“Treat company property like your own…”
Employers must wish that this was a rule their employees followed when handling tools and implements supplied for their use.
But as we all know, that isn’t always true.
Every industry experiences routine property damage in one form or another. But the financial fallout in the fleet industry involves a lot more than just broken desktops, printers and scanners. It’s expensive company vehicles that face the brunt of an `entitlement mentality’ among staff members, and the accumulated impact of the rough handling is quite significant.
It is hard for fleet managers to keep track of vehicles when drivers are taking them on the road, across state lines, for several days at a time. So some – not all – drivers get lazy with basic maintenance and cleanliness, knowing they are not going to be pulled up or be held accountable for any resulting damages. This is especially true with older units in the fleet. They are subject to a lot more neglect and abuse because the driver has stopped respecting its intrinsic value.

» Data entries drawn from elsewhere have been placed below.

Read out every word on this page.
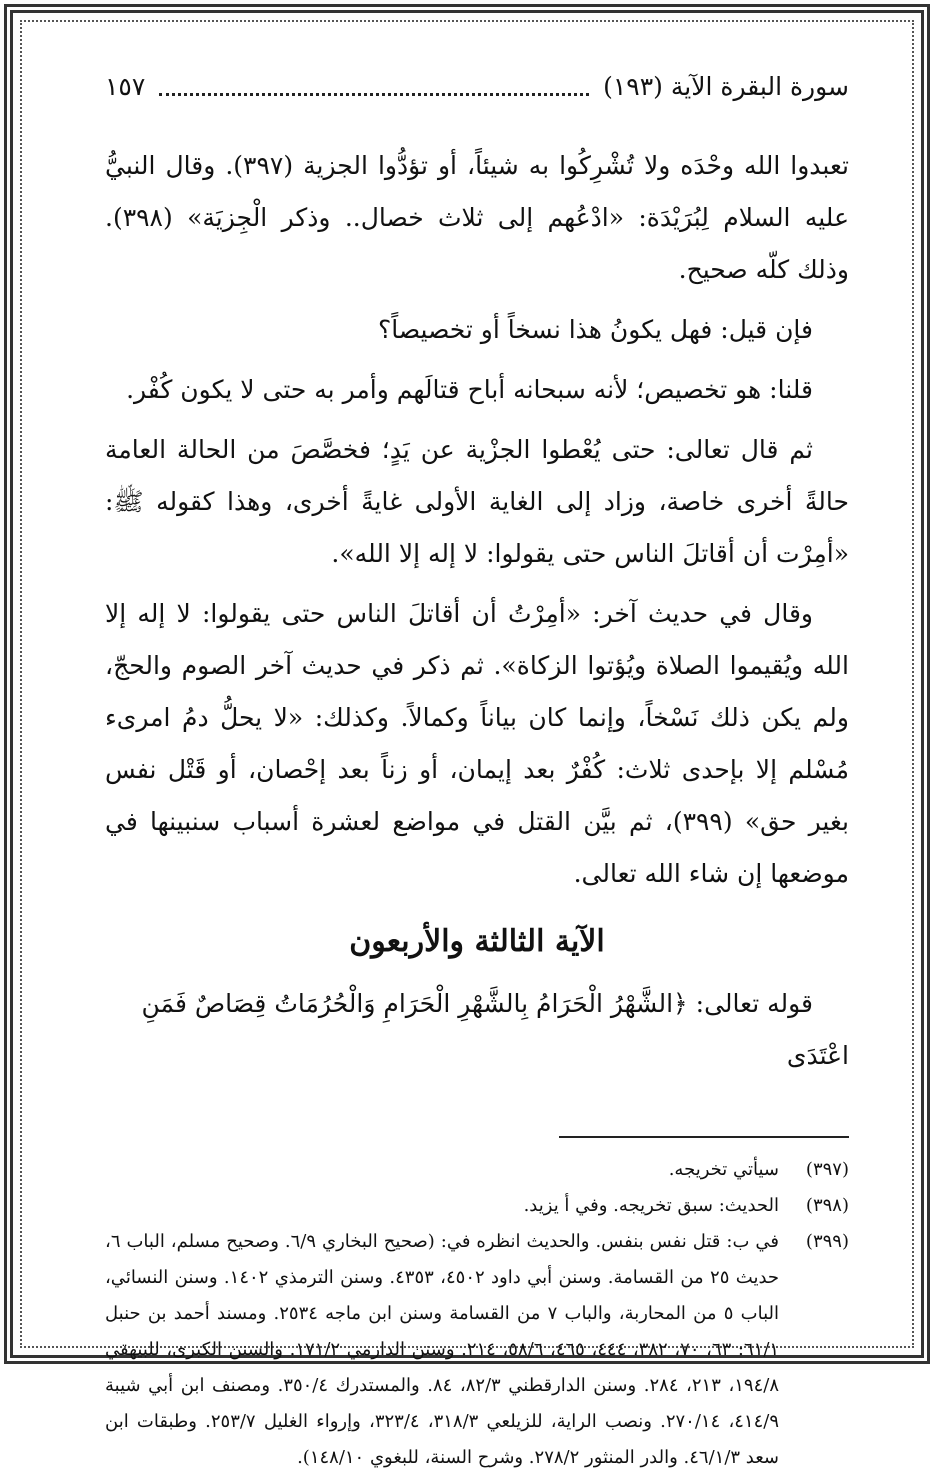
سورة البقرة الآية (١٩٣)
١٥٧

تعبدوا الله وحْدَه ولا تُشْرِكُوا به شيئاً، أو تؤدُّوا الجزية (٣٩٧). وقال النبيُّ عليه السلام لِبُرَيْدَة: «ادْعُهم إلى ثلاث خصال.. وذكر الْجِزيَة» (٣٩٨). وذلك كلّه صحيح.

فإن قيل: فهل يكونُ هذا نسخاً أو تخصيصاً؟

قلنا: هو تخصيص؛ لأنه سبحانه أباح قتالَهم وأمر به حتى لا يكون كُفْر.

ثم قال تعالى: حتى يُعْطوا الجزْية عن يَدٍ؛ فخصَّصَ من الحالة العامة حالةً أخرى خاصة، وزاد إلى الغاية الأولى غايةً أخرى، وهذا كقوله ﷺ: «أمِرْت أن أقاتلَ الناس حتى يقولوا: لا إله إلا الله».

وقال في حديث آخر: «أمِرْتُ أن أقاتلَ الناس حتى يقولوا: لا إله إلا الله ويُقيموا الصلاة ويُؤتوا الزكاة». ثم ذكر في حديث آخر الصوم والحجّ، ولم يكن ذلك نَسْخاً، وإنما كان بياناً وكمالاً. وكذلك: «لا يحلُّ دمُ امرىء مُسْلم إلا بإحدى ثلاث: كُفْرٌ بعد إيمان، أو زناً بعد إحْصان، أو قَتْل نفس بغير حق» (٣٩٩)، ثم بيَّن القتل في مواضع لعشرة أسباب سنبينها في موضعها إن شاء الله تعالى.

الآية الثالثة والأربعون
قوله تعالى: ﴿الشَّهْرُ الْحَرَامُ بِالشَّهْرِ الْحَرَامِ وَالْحُرُمَاتُ قِصَاصٌ فَمَنِ اعْتَدَى
(٣٩٧)
سيأتي تخريجه.
(٣٩٨)
الحديث: سبق تخريجه. وفي أ يزيد.
(٣٩٩)
في ب: قتل نفس بنفس. والحديث انظره في: (صحيح البخاري ٦/٩. وصحيح مسلم، الباب ٦، حديث ٢٥ من القسامة. وسنن أبي داود ٤٥٠٢، ٤٣٥٣. وسنن الترمذي ١٤٠٢. وسنن النسائي، الباب ٥ من المحاربة، والباب ٧ من القسامة وسنن ابن ماجه ٢٥٣٤. ومسند أحمد بن حنبل ٦١/١: ٦٣، ٧٠، ٣٨٢، ٤٤٤، ٤٦٥، ٥٨/٦، ٢١٤. وسنن الدارمي ١٧١/٢. والسنن الكبرى، للبيهقي ١٩٤/٨، ٢١٣، ٢٨٤. وسنن الدارقطني ٨٢/٣، ٨٤. والمستدرك ٣٥٠/٤. ومصنف ابن أبي شيبة ٤١٤/٩، ٢٧٠/١٤. ونصب الراية، للزيلعي ٣١٨/٣، ٣٢٣/٤، وإرواء الغليل ٢٥٣/٧. وطبقات ابن سعد ٤٦/١/٣. والدر المنثور ٢٧٨/٢. وشرح السنة، للبغوي ١٤٨/١٠).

Drivers who have this entitlement mentality don’t mind if the interiors are stained, torn, or littered with trash. They don’t care that an empty soda bottle can roll under the pedals and cause an accident. They may drink inside their trucks, or smoke cigarettes, letting the stench of tobacco get entrapped in plastic/rubber fittings and fabric upholstery. They can overload the truck, until it requires an unscheduled maintenance. They can ignore low fluid levels, drive on under-inflated tires, jump curbs or scrape the side of buildings. The ways of abusing fleet vehicles when drivers are on their own are extensive.
The younger generation of CMV drivers, in their 20s and 30s, are often considered the worst culprits. But drivers with many years of experience behind them are just as culpable. It’s complacency in their case and not immaturity that prompts them to develop an entitled mindset towards the vehicle they have been entrusted with.
How does this affect the fleet’s bottomline?
Mainly in part replacement, performance rehaul and resale value.
Typically, resale value of commercial vehicles depends on the vehicle’s age, condition and mileage. If the condition is below par, because of driver neglect and abuse, the unit sells for less money at the auction.
How can vocational fleet managers control the situation?
By stringent fleet policy enforcement.
- Drivers should be constantly aware that their personal code of conduct when handling company property is being monitored.
- Vehicle maintenance, loading and unloading tasks are being double-checked.
- New hires should be educated on the importance of respecting fleet policies.
- Incentives can be offered to keep drivers honest in this matter.
- Drivers should know what punitive actions will be taken in the event of non-compliance.
- No driver – no matter how high up the hierarchy – can be exempt from the rules when it comes to taking proper care of their vehicles.
Both management and drivers have to take cognitive action if fleet companies are going to be successful in controlling vehicle abuse. An atmosphere of low or no tolerance has to be cultivated, which means the whole staff team has to step up to the plate and agree to enforce/comply with company policies on the matter.